RC Cola And Moonpie Festival
Bell Buckle, Tennessee
The RC Cola and Moonpie Festival happens annually on the third Saturday in June. Here you’ll find a craft fair, 10-mile run, bluegrass music, and clog dancers, as well as quirkier fare like deep fried Moon Pies, the cutting of the world’s largest Moon Pie, parades featuring people dressed up as RC Colas and Moon Pies, a Moon Pie toss, a watermelon seed spitting contests, a “Moon Pie Song Contest” and an RC dash where runners balance a full soda can on their heads.
While Illinois celebrates turkey testicles, Montana honors the balls of the bull. Also known as “cowboy caviar,” attendees can order the delicacy fried, boiled, sauteed or even raw.
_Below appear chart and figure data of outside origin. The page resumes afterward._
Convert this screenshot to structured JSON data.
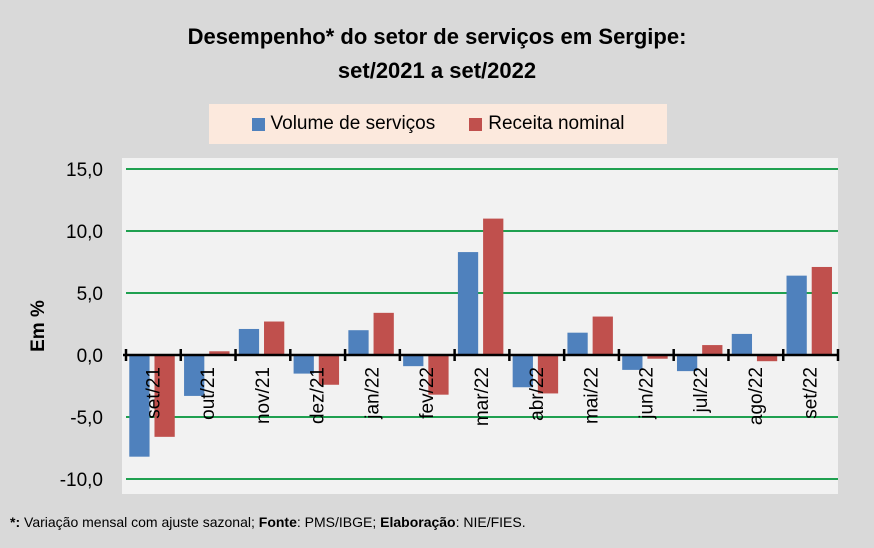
{
  "chart_data": {
    "type": "bar",
    "title": "Desempenho* do setor de serviços em Sergipe:",
    "subtitle": "set/2021 a set/2022",
    "xlabel": "",
    "ylabel": "Em %",
    "ylim": [
      -10,
      15
    ],
    "yticks": [
      -10,
      -5,
      0,
      5,
      10,
      15
    ],
    "ytick_labels": [
      "-10,0",
      "-5,0",
      "0,0",
      "5,0",
      "10,0",
      "15,0"
    ],
    "grid": true,
    "legend_position": "top-center",
    "categories": [
      "set/21",
      "out/21",
      "nov/21",
      "dez/21",
      "jan/22",
      "fev/22",
      "mar/22",
      "abr/22",
      "mai/22",
      "jun/22",
      "jul/22",
      "ago/22",
      "set/22"
    ],
    "series": [
      {
        "name": "Volume de serviços",
        "color": "#4f81bd",
        "values": [
          -8.2,
          -3.3,
          2.1,
          -1.5,
          2.0,
          -0.9,
          8.3,
          -2.6,
          1.8,
          -1.2,
          -1.3,
          1.7,
          6.4
        ]
      },
      {
        "name": "Receita nominal",
        "color": "#c0504d",
        "values": [
          -6.6,
          0.3,
          2.7,
          -2.4,
          3.4,
          -3.2,
          11.0,
          -3.1,
          3.1,
          -0.3,
          0.8,
          -0.5,
          7.1
        ]
      }
    ],
    "colors": {
      "gridline": "#1fa050",
      "plot_bg": "#f2f2f2",
      "page_bg": "#d9d9d9",
      "legend_bg": "#fce9dd"
    }
  },
  "footnote": {
    "star": "*:",
    "text1": " Variação mensal com ajuste sazonal; ",
    "fonte_label": "Fonte",
    "fonte_text": ": PMS/IBGE; ",
    "elab_label": "Elaboração",
    "elab_text": ": NIE/FIES."
  }
}
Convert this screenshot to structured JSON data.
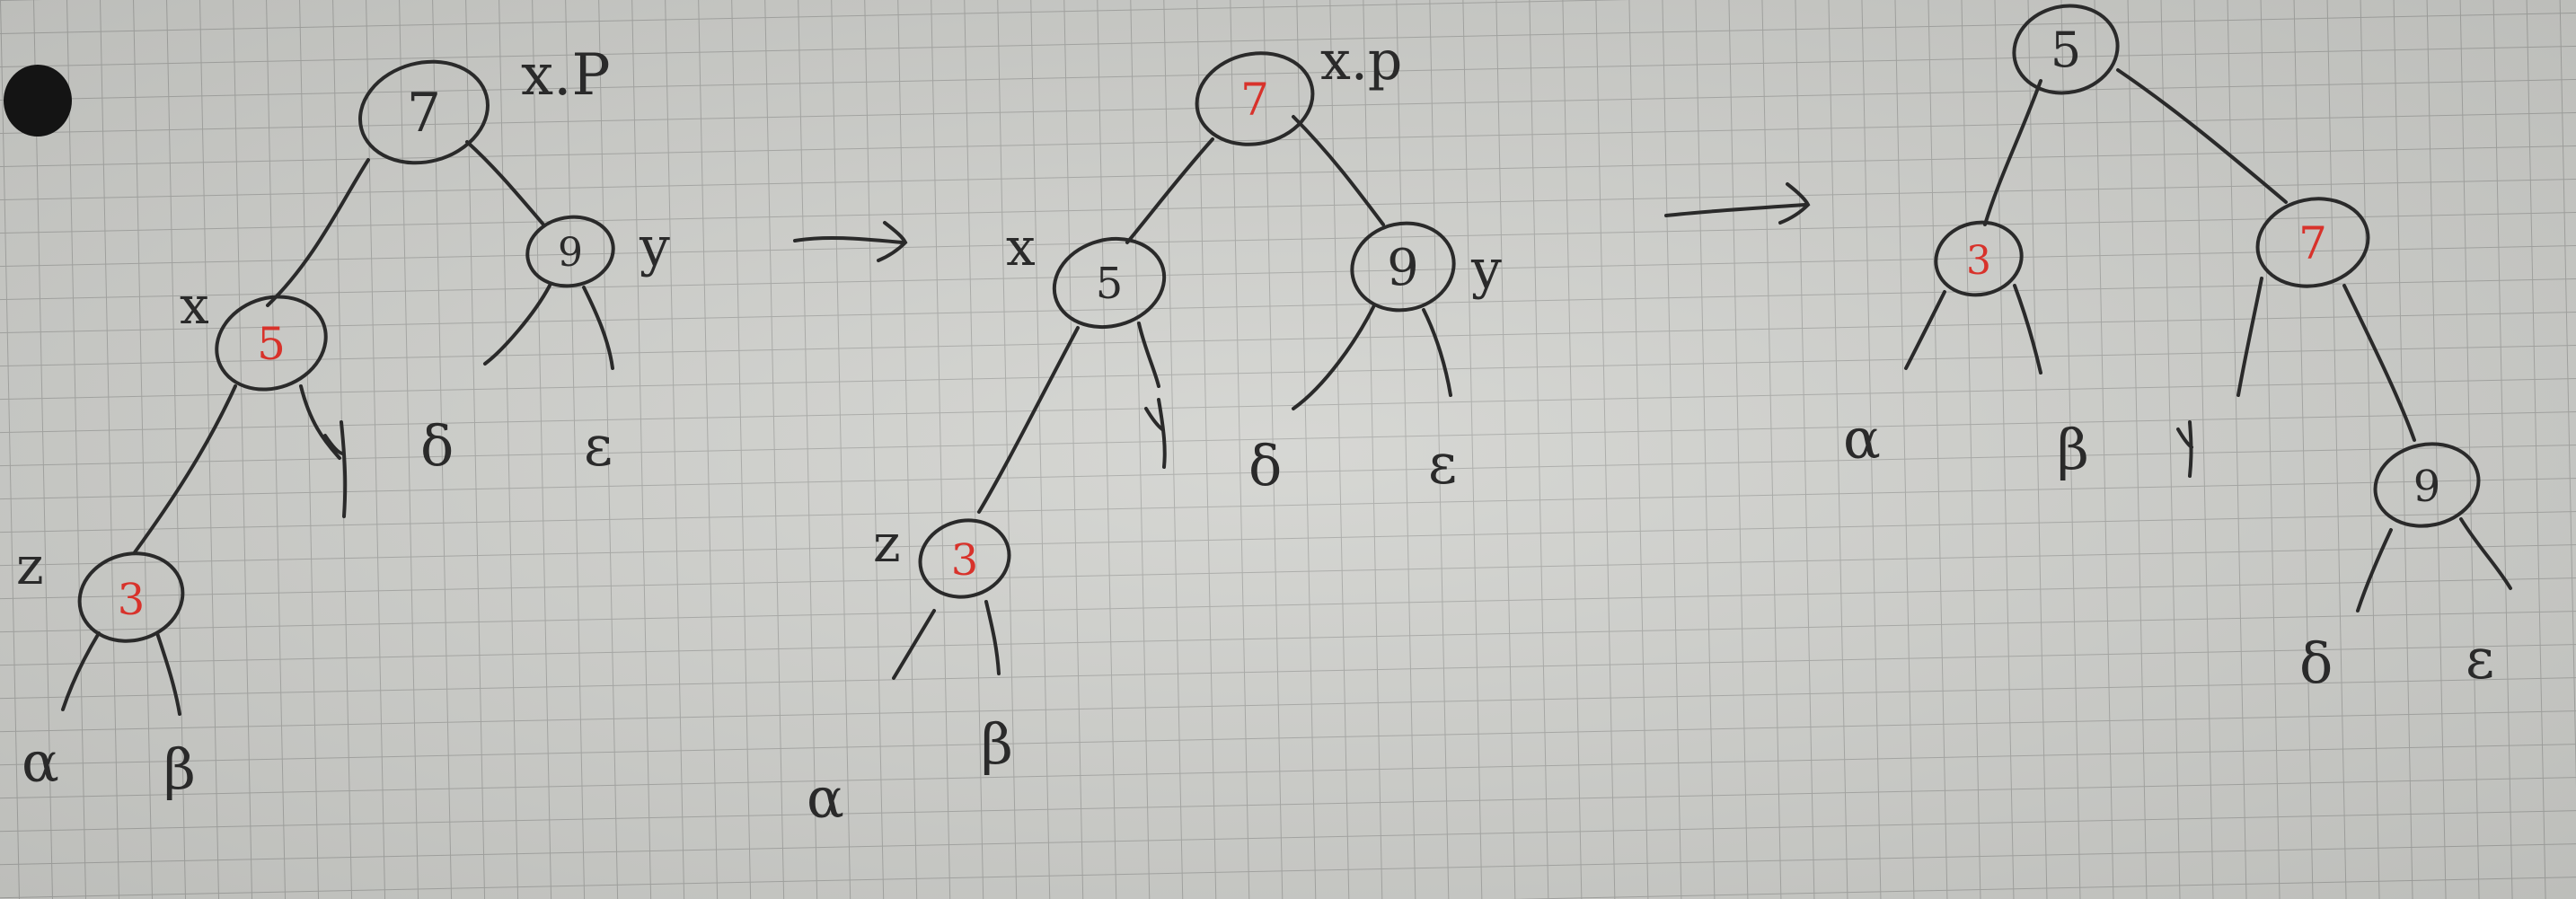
{
  "colors": {
    "paper": "#cfd0cc",
    "grid": "#a9aaa7",
    "ink": "#2a2a2a",
    "red_ink": "#d8322b",
    "punch_hole": "#141414"
  },
  "trees": [
    {
      "nodes": [
        {
          "id": "n7",
          "key": "7",
          "key_color": "dark",
          "label": "x.P"
        },
        {
          "id": "n9",
          "key": "9",
          "key_color": "dark",
          "label": "y"
        },
        {
          "id": "n5",
          "key": "5",
          "key_color": "red",
          "label": "x"
        },
        {
          "id": "n3",
          "key": "3",
          "key_color": "red",
          "label": "z"
        }
      ],
      "leaves": [
        {
          "id": "delta",
          "symbol": "δ"
        },
        {
          "id": "epsilon",
          "symbol": "ε"
        },
        {
          "id": "gamma",
          "symbol": "γ"
        },
        {
          "id": "alpha",
          "symbol": "α"
        },
        {
          "id": "beta",
          "symbol": "β"
        }
      ]
    },
    {
      "nodes": [
        {
          "id": "n7",
          "key": "7",
          "key_color": "red",
          "label": "x.p"
        },
        {
          "id": "n5",
          "key": "5",
          "key_color": "dark",
          "label": "x"
        },
        {
          "id": "n9",
          "key": "9",
          "key_color": "dark",
          "label": "y"
        },
        {
          "id": "n3",
          "key": "3",
          "key_color": "red",
          "label": "z"
        }
      ],
      "leaves": [
        {
          "id": "gamma",
          "symbol": "γ"
        },
        {
          "id": "delta",
          "symbol": "δ"
        },
        {
          "id": "epsilon",
          "symbol": "ε"
        },
        {
          "id": "beta",
          "symbol": "β"
        },
        {
          "id": "alpha",
          "symbol": "α"
        }
      ]
    },
    {
      "nodes": [
        {
          "id": "n5",
          "key": "5",
          "key_color": "dark",
          "label": ""
        },
        {
          "id": "n3",
          "key": "3",
          "key_color": "red",
          "label": ""
        },
        {
          "id": "n7",
          "key": "7",
          "key_color": "red",
          "label": ""
        },
        {
          "id": "n9",
          "key": "9",
          "key_color": "dark",
          "label": ""
        }
      ],
      "leaves": [
        {
          "id": "alpha",
          "symbol": "α"
        },
        {
          "id": "beta",
          "symbol": "β"
        },
        {
          "id": "gamma",
          "symbol": "γ"
        },
        {
          "id": "delta",
          "symbol": "δ"
        },
        {
          "id": "epsilon",
          "symbol": "ε"
        }
      ]
    }
  ],
  "arrows": [
    {
      "symbol": "→"
    },
    {
      "symbol": "→"
    }
  ]
}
Held at the Rock Creed Lodge, the Testicle Festival draws over 15,000 people and requires over 2.5 tons of bull balls for a weekend of bizarre food fare, as well as crazy partying and debauchery. Quirky happenings include a bull-chip throwing contest, wet T-shirt and hairy chest competitions and even a game of bingo that involves a bull defecating on the game card. If you end up drinking a little too much of the event’s signature beer, Bull Snort Brew, party-goers can camp at the lodge or take the free shuttle. You’ll have so much fun attending this event, you may leave drunkenly babbling their motto: “I had a ball at the Testicle Festival.”